Morgan Stanley is an American multinational investment bank and financial services company headquartered in New York City. Code and Theory was asked to make updates to some of their previous work with Morgan Stanley with the goal of improving content discoverability and engagement in order to build brand trust. I was tasked with improving the ways users found content, specifically in the “Insights” section of the website.

Working from home as the Associate Director, Interaction Design (Freelance), my team was made up of Experience Strategists, Interaction Designers and Visual Designers. The project was run by a Producer and Account person. Morgan Stanley provided the Development team.

Morgan Stanley had a broad taxonomy for categorizing their content which was how they were structuring their navigation. Although very thorough, it wasn’t particularly user-centric. Users had to work to find the content they were looking for. The Experience Strategists I worked with at Code and Theory worked on possible themes that would work well with the existing taxonomy, surfacing relevant content to the user. I worked on the specific user interface that the content would appear through.

One of the first things I did was to make an audit of the Insights section with the goal of gaining an understanding of it’s current navigational structure and to see if there were pain points. Then created four user journey maps based on demographic information gained from the experience strategy team.
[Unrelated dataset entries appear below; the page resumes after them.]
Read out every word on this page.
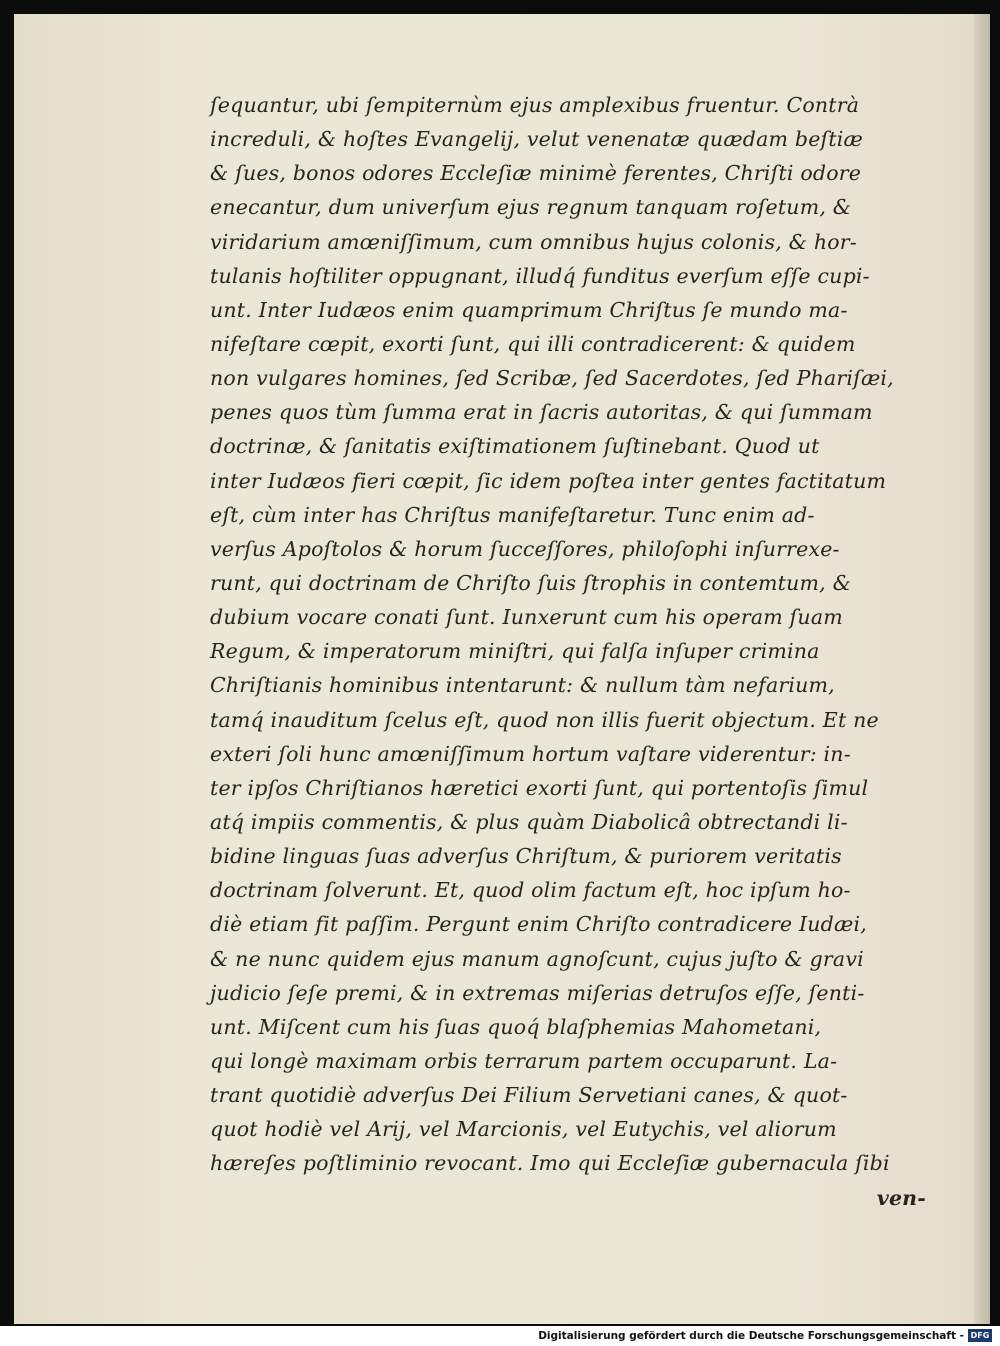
ſequantur, ubi ſempiternùm ejus amplexibus fruentur. Contrà
increduli, & hoſtes Evangelij, velut venenatæ quædam beſtiæ
& ſues, bonos odores Eccleſiæ minimè ferentes, Chriſti odore
enecantur, dum univerſum ejus regnum tanquam roſetum, &
viridarium amœniſſimum, cum omnibus hujus colonis, & hor-
tulanis hoſtiliter oppugnant, illudq́ funditus everſum eſſe cupi-
unt. Inter Iudæos enim quamprimum Chriſtus ſe mundo ma-
nifeſtare cœpit, exorti ſunt, qui illi contradicerent: & quidem
non vulgares homines, ſed Scribæ, ſed Sacerdotes, ſed Phariſæi,
penes quos tùm ſumma erat in ſacris autoritas, & qui ſummam
doctrinæ, & ſanitatis exiſtimationem ſuſtinebant. Quod ut
inter Iudæos fieri cœpit, ſic idem poſtea inter gentes factitatum
eſt, cùm inter has Chriſtus manifeſtaretur. Tunc enim ad-
verſus Apoſtolos & horum ſucceſſores, philoſophi inſurrexe-
runt, qui doctrinam de Chriſto ſuis ſtrophis in contemtum, &
dubium vocare conati ſunt. Iunxerunt cum his operam ſuam
Regum, & imperatorum miniſtri, qui falſa inſuper crimina
Chriſtianis hominibus intentarunt: & nullum tàm nefarium,
tamq́ inauditum ſcelus eſt, quod non illis fuerit objectum. Et ne
exteri ſoli hunc amœniſſimum hortum vaſtare viderentur: in-
ter ipſos Chriſtianos hæretici exorti ſunt, qui portentoſis ſimul
atq́ impiis commentis, & plus quàm Diabolicâ obtrectandi li-
bidine linguas ſuas adverſus Chriſtum, & puriorem veritatis
doctrinam ſolverunt. Et, quod olim factum eſt, hoc ipſum ho-
diè etiam fit paſſim. Pergunt enim Chriſto contradicere Iudæi,
& ne nunc quidem ejus manum agnoſcunt, cujus juſto & gravi
judicio ſeſe premi, & in extremas miſerias detruſos eſſe, ſenti-
unt. Miſcent cum his ſuas quoq́ blaſphemias Mahometani,
qui longè maximam orbis terrarum partem occuparunt. La-
trant quotidiè adverſus Dei Filium Servetiani canes, & quot-
quot hodiè vel Arij, vel Marcionis, vel Eutychis, vel aliorum
hæreſes poſtliminio revocant. Imo qui Eccleſiæ gubernacula ſibi
ven-
Digitalisierung gefördert durch die Deutsche Forschungsgemeinschaft - DFG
I created four fictional personas from the top four Morgan Stanley audience types and wrote some simple scenarios based on their needs.

This flow describes how a prospective customer with a specific goal might go about finding desirable content through Morgan Stanley’s existing website. It describes the interactions that the user must go through and critiques them. From there the next task was to design navigational interfaces.

The first option was a collapsible mega nav menu which worked with Morgan Stanley’s existing taxonomy. The Experience Strategists suggested a “Trending” part of the navigation for those looking for what was timely and popular. I pointed out the potential issue of it being collapsed on page load which might make it a little lost on a landing page loaded with content.

The second version was based on the first, but this time it would be open by default and I replaced the subcategory area with curated content. This would meet the content strategy goal of showing Morgan Stanley as a thought leader as well as making the website timely (the curated content would be rotated regularly), but would take a lot of space on the page as well as insure that there would have to be a second navigation area on sub level pages.

The third version combined parts of the first two, to meet the demands of content strategy and Morgan Stanley’s existing taxonomy. While this version was the preferred one, the whole exercise of creating these navigational options led the client to decide to simplify their taxonomy for the sake of ease of use for their audience.